Tentang keinginan untuk mati agar tidak mengantuk dan tidak lapar, tidak mengalami hambatan dan kesulitan, tidak sakit, hanya enak dan bermanfaat, peganglah dalam pemusatan pikiran, disimpan dalam buana, keberadaannya melekat pada diri, menyatu padu dan sudah menjadi kawan akrab.
Sedangkan Suksma Sejati, ada pada diri manusia, tak dapat dipisahkan, tak berbeda dengan kedatangannya waktu dahulu, menyatu dengan kesejahteraan dunia, mendapat anugerah yang benar, persatuan manusia/kawula dan pencipta/Gusti. Manusia bagaikan wayang, Dalang yang memainkan segala gerak gerik dan berkuasa antara perpaduan kehendak, dunia merupakan panggungnya, layar yang digunakan untuk memainkan panggungnya.
Bila seseorang mempelajari “Sastra Jendra Hayuningrat Pangruwating Diyu” berarti harus pula mengenal asal usul manusia dan dunia seisinya, dan haruslah dapat menguraikan tentang sejatining urip (hidup), sejatining Panembah (pengabdian kepada Tuhan Yang Maha Esa), sampurnaning pati (kesempurnaan dalam kematian), yang secara gamblang disebut juga innalillahi wainna illaihi rojiuun, kembali ke sisi Tuhan YME dengan tata cara hidup layak untuk mencapai budi suci dan menguasai panca indera serta hawa nafsu untuk mendapatkan tuntunan Sang Guru Sejati.
Uraian tersebut dapat menjelaskan bahwa sasaran utama mengetahui “Sastra Jendra Hayuningrat Pangruwating Diyu” adalah untuk mencapai Kasampurnaning Pati, dalam istilah RNg Ronggowarsito disebut Kasidaning Parasadya atau pati prasida, bukan sekedar pati patitis atau pati pitaka. “Sastra Jendra Hayuningrat Pangruwating Diyu” seolah menjadi jalan tol menuju pati prasida.
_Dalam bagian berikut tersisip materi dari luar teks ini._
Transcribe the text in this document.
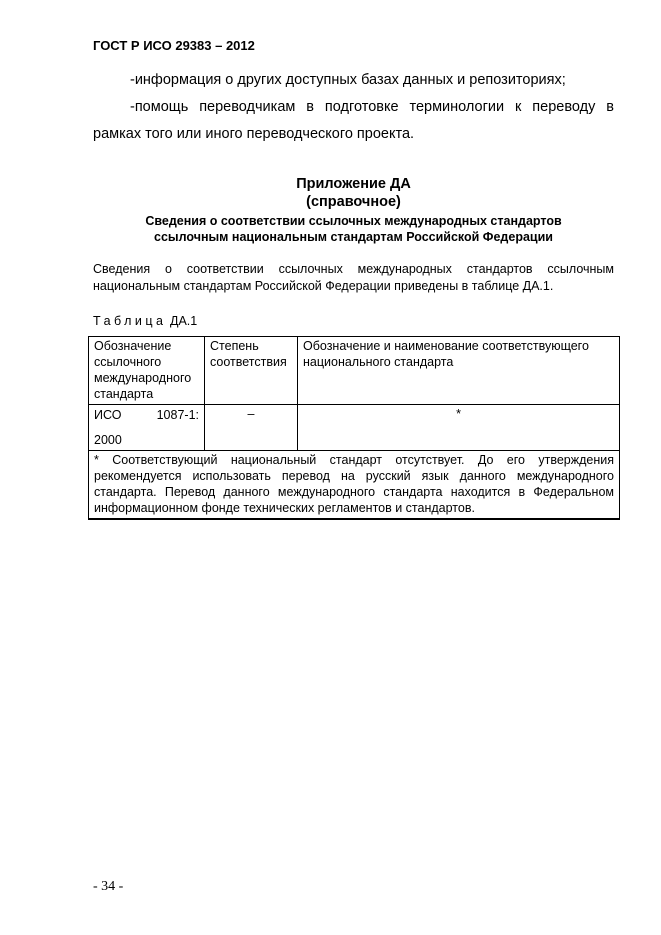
ГОСТ Р ИСО 29383 – 2012
-информация о других доступных базах данных и репозиториях;
-помощь переводчикам в подготовке терминологии к переводу в рамках того или иного переводческого проекта.
Приложение ДА
(справочное)
Сведения о соответствии ссылочных международных стандартов
ссылочным национальным стандартам Российской Федерации
Сведения о соответствии ссылочных международных стандартов ссылочным национальным стандартам Российской Федерации приведены в таблице ДА.1.
Таблица ДА.1
Обозначение ссылочного международного стандарта	Степень соответствия	Обозначение и наименование соответствующего национального стандарта

ИСО 1087-1:
2000	–	*
* Соответствующий национальный стандарт отсутствует. До его утверждения рекомендуется использовать перевод на русский язык данного международного стандарта. Перевод данного международного стандарта находится в Федеральном информационном фонде технических регламентов и стандартов.		
- 34 -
Bagi mereka yang mengamalkan “Sastra Jendra Hayuningrat Pangruwating Diyu” dapat memetik manfaatnya berupa Pralampita atau ilham atau wangsit (wahyu) atau berupa “senjata” yang berupa rapal. Dengan rapal atau mantra orang akan memahami isi Endra Loka, yakni pintu gerbang rasa sejati, yang nilainya sama dengan sejatinya Dzat YME dan bersifat gaib. Manusia mempunyai tugas berat dalam mencari Tuhannya kemudian menyatukan diri ke dalam gelombang Dzat Yang Maha Kuasa. Ini diistilahkan sebagai wujud jumbuhing/manunggaling kawula lan Gusti, atau warangka manjing curiga. Tampak dalam kisah Dewa Ruci, pada saat bertemunya Bima dengan Dewa Ruci sebagai lambang Tuhan YME. Saat itu pula Bima menemukan segala sesuatu di dalam dirinya sendiri.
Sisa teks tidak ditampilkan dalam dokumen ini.